Many Photographers prefer the DSLR for the following advantages:
1) The viewfinder is optical rather than electronic.  That means no image pixelation, and no image lag.
2) Focusing is by a Phase Detect auto-focusing system, which tends to be very fast.
3) SLR’s (both for film and later digital photography) are well established, and are supported by Canon and Nikon.
There are not really any other significant advantages.

However, Mirrorless cameras, with their electronic viewfinder (EVF), offer their own advantages:

1) Removing the mirror and pentaprism makes the camera body simpler, smaller, and possibly lighter and less expensive.

2) A live histogram can be displayed in the EVF.

3) Use of focus assist technology (such as focus peaking) can be implemented in the EVF.  Manual focus with a state-of-the-art mirrorless camera is easier and much more accurate than with a DSLR.

4) The EVF can display what the digitally captured image will look like before it is captured, including its exposure, white balance, and black & white or filter effects.

5) The EVF can perform the same functionality as the Live-View function on a DSLR, but without the restrictions of working from a screen. Handheld, many photographers prefer not to work off the screen, and  the EVF can be viewed in bright Sunlight. Also, the shot can be reviewed through the EVF, so you can avoid the motions of chimping.  When shooting video, you can monitor through the EVF.

6) When shooting in really dark conditions, the scene can still be viewed in the EVF

7) In many cases you can fully operate the camera controls and access menus (if necessary) without having to take your eye away from the EVF.

8) Because there is no mirror, there is no mirror slap, so that lower handheld shutter speeds can be used.

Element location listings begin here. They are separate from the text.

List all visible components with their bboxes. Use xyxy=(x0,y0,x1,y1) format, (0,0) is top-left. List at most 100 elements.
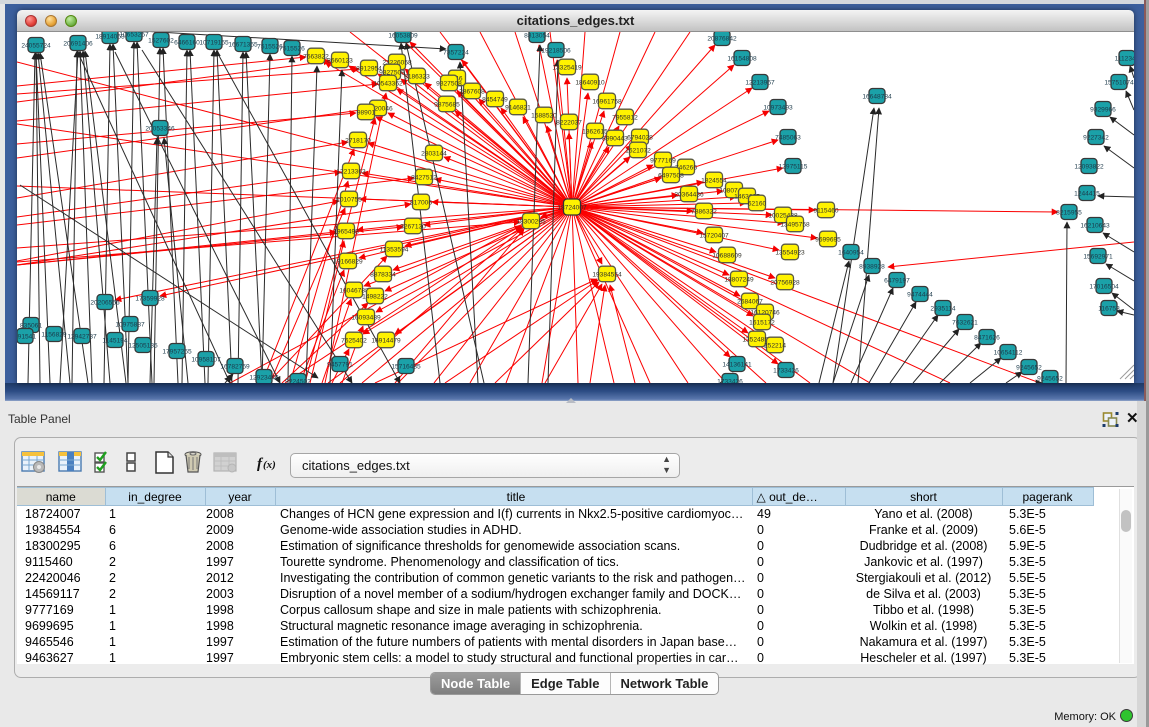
svg-text:7632621: 7632621 xyxy=(952,320,978,327)
svg-text:12505135: 12505135 xyxy=(128,343,158,350)
svg-text:8813054: 8813054 xyxy=(524,33,550,40)
svg-text:2867608: 2867608 xyxy=(459,89,485,96)
svg-text:18640910: 18640910 xyxy=(575,80,605,87)
svg-text:12923446: 12923446 xyxy=(249,375,279,382)
svg-text:8990443: 8990443 xyxy=(602,136,628,143)
svg-text:9224502: 9224502 xyxy=(285,379,311,384)
svg-text:8878334: 8878334 xyxy=(370,272,396,279)
svg-text:17016504: 17016504 xyxy=(1089,284,1119,291)
svg-text:116753: 116753 xyxy=(1098,306,1120,313)
svg-text:1244415: 1244415 xyxy=(1074,191,1100,198)
svg-text:8660123: 8660123 xyxy=(327,58,353,65)
svg-text:12093822: 12093822 xyxy=(1074,164,1104,171)
svg-text:2935114: 2935114 xyxy=(930,306,956,313)
svg-text:7955812: 7955812 xyxy=(612,115,638,122)
svg-text:10958107: 10958107 xyxy=(191,357,221,364)
svg-text:252214: 252214 xyxy=(764,343,786,350)
svg-text:16093489: 16093489 xyxy=(351,315,381,322)
svg-text:16961758: 16961758 xyxy=(592,99,622,106)
svg-text:10973493: 10973493 xyxy=(763,105,793,112)
svg-text:20206556: 20206556 xyxy=(90,300,120,307)
svg-text:13495758: 13495758 xyxy=(780,222,810,229)
svg-text:16782759: 16782759 xyxy=(220,364,250,371)
svg-text:19166829: 19166829 xyxy=(333,259,363,266)
svg-text:13325419: 13325419 xyxy=(552,65,582,72)
svg-text:2803144: 2803144 xyxy=(421,151,447,158)
svg-text:7485063: 7485063 xyxy=(775,135,801,142)
svg-text:2718170: 2718170 xyxy=(345,138,371,145)
svg-text:62160: 62160 xyxy=(748,201,767,208)
svg-text:7515526: 7515526 xyxy=(279,46,305,53)
svg-text:8938928: 8938928 xyxy=(859,264,885,271)
svg-text:12942737: 12942737 xyxy=(67,334,97,341)
svg-text:18807249: 18807249 xyxy=(724,277,754,284)
svg-text:1733426: 1733426 xyxy=(773,368,799,375)
svg-text:10543362: 10543362 xyxy=(373,81,403,88)
svg-text:1965498: 1965498 xyxy=(333,229,359,236)
svg-text:9327508: 9327508 xyxy=(436,81,462,88)
svg-text:10653267: 10653267 xyxy=(119,32,149,39)
svg-text:12975115: 12975115 xyxy=(779,164,808,171)
svg-text:9457791: 9457791 xyxy=(327,362,353,369)
svg-text:1010755: 1010755 xyxy=(336,197,362,204)
svg-text:20364436: 20364436 xyxy=(674,192,704,199)
svg-text:19218506: 19218506 xyxy=(541,48,571,55)
svg-text:9227342: 9227342 xyxy=(1083,135,1109,142)
svg-text:9875685: 9875685 xyxy=(434,102,460,109)
svg-text:3267130: 3267130 xyxy=(400,224,426,231)
svg-text:9245652: 9245652 xyxy=(1016,365,1042,372)
svg-text:16648784: 16648784 xyxy=(862,94,892,101)
svg-text:16210643: 16210643 xyxy=(1080,223,1110,230)
svg-text:1156829: 1156829 xyxy=(41,332,67,339)
svg-text:8215955: 8215955 xyxy=(1056,210,1082,217)
svg-text:817006: 817006 xyxy=(410,200,432,207)
svg-text:1621072: 1621072 xyxy=(625,148,651,155)
svg-text:9699695: 9699695 xyxy=(815,237,841,244)
svg-text:6466160: 6466160 xyxy=(174,40,200,47)
svg-text:16671355: 16671355 xyxy=(228,42,258,49)
svg-text:1615172: 1615172 xyxy=(749,320,775,327)
svg-text:1145194: 1145194 xyxy=(102,338,128,345)
svg-text:1527602: 1527602 xyxy=(148,38,174,45)
svg-text:1112345: 1112345 xyxy=(1115,56,1134,63)
svg-text:15720407: 15720407 xyxy=(699,233,729,240)
svg-text:24055724: 24055724 xyxy=(21,43,51,50)
svg-text:10975887: 10975887 xyxy=(115,322,145,329)
svg-text:9245652: 9245652 xyxy=(1037,376,1063,383)
svg-text:391541: 391541 xyxy=(17,334,36,341)
svg-text:15716485: 15716485 xyxy=(391,364,421,371)
svg-text:17359928: 17359928 xyxy=(135,296,165,303)
svg-text:20756928: 20756928 xyxy=(770,280,800,287)
svg-text:1640954: 1640954 xyxy=(838,250,864,257)
svg-text:14136141: 14136141 xyxy=(722,362,752,369)
svg-text:8222037: 8222037 xyxy=(556,120,582,127)
svg-text:10654112: 10654112 xyxy=(994,350,1023,357)
svg-text:9115460: 9115460 xyxy=(813,208,839,215)
svg-text:98901: 98901 xyxy=(357,110,376,117)
svg-text:20691406: 20691406 xyxy=(63,41,93,48)
svg-text:7663822: 7663822 xyxy=(303,54,329,61)
svg-text:12213967: 12213967 xyxy=(745,80,775,87)
svg-text:12213363: 12213363 xyxy=(336,169,366,176)
svg-text:18724007: 18724007 xyxy=(557,205,587,212)
svg-text:9777169: 9777169 xyxy=(650,158,676,165)
svg-text:7357224: 7357224 xyxy=(443,50,469,57)
svg-text:17957255: 17957255 xyxy=(162,349,192,356)
svg-text:1733426: 1733426 xyxy=(717,379,743,384)
svg-text:7625402: 7625402 xyxy=(341,338,367,345)
svg-text:8427512: 8427512 xyxy=(411,175,437,182)
svg-text:6794028: 6794028 xyxy=(627,135,653,142)
svg-text:9146821: 9146821 xyxy=(505,105,531,112)
svg-text:16154808: 16154808 xyxy=(727,56,757,63)
svg-text:20053346: 20053346 xyxy=(145,126,175,133)
svg-text:16914479: 16914479 xyxy=(371,338,401,345)
svg-text:7886322: 7886322 xyxy=(691,209,717,216)
svg-text:10719155: 10719155 xyxy=(199,40,229,47)
svg-text:1588520: 1588520 xyxy=(531,113,557,120)
svg-text:16053809: 16053809 xyxy=(388,33,418,40)
svg-text:19384554: 19384554 xyxy=(592,272,622,279)
svg-text:8454749: 8454749 xyxy=(482,97,508,104)
svg-text:20876842: 20876842 xyxy=(707,36,737,43)
svg-text:1362615: 1362615 xyxy=(582,129,608,136)
svg-text:1498222: 1498222 xyxy=(362,294,388,301)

9) Because focusing is performed on the image sensor, there are no front-focus / back-focus issues.

10) The camera is quieter, and more suitable for working in an unobtrusive way.

Regarding the first DSLR advantage (optical viewfinder), some would consider that the advantages of the EVF already outweigh those of the optical viewfinder. The best EVFs now have such high pixel counts, that individual pixels cannot be distinguished, and lag has also been reduced to the point where it is imperceptible.

Regarding the second DSLR advantage (phase detect auto-focus), most state-of-the-art mirrorless cameras now use “on chip” phase detect as well as the slower (but potentially more accurate) contrast detect auto-focusing.  So that advantage is becoming less relevant.

As for the third advantage (support by Canon and Nikon), if you prefer to stick with those brands and you want a camera with a DSLR type design, you pretty much have to stay with DSLR, for the moment (2014).  I happen to be one of the photographers who prefer to use what mirrorless has to offer, even if I have to use other brands rather than the reputed “professional” brands.  But my prediction is that this will all be changing by 2016.  Let’s wait and see.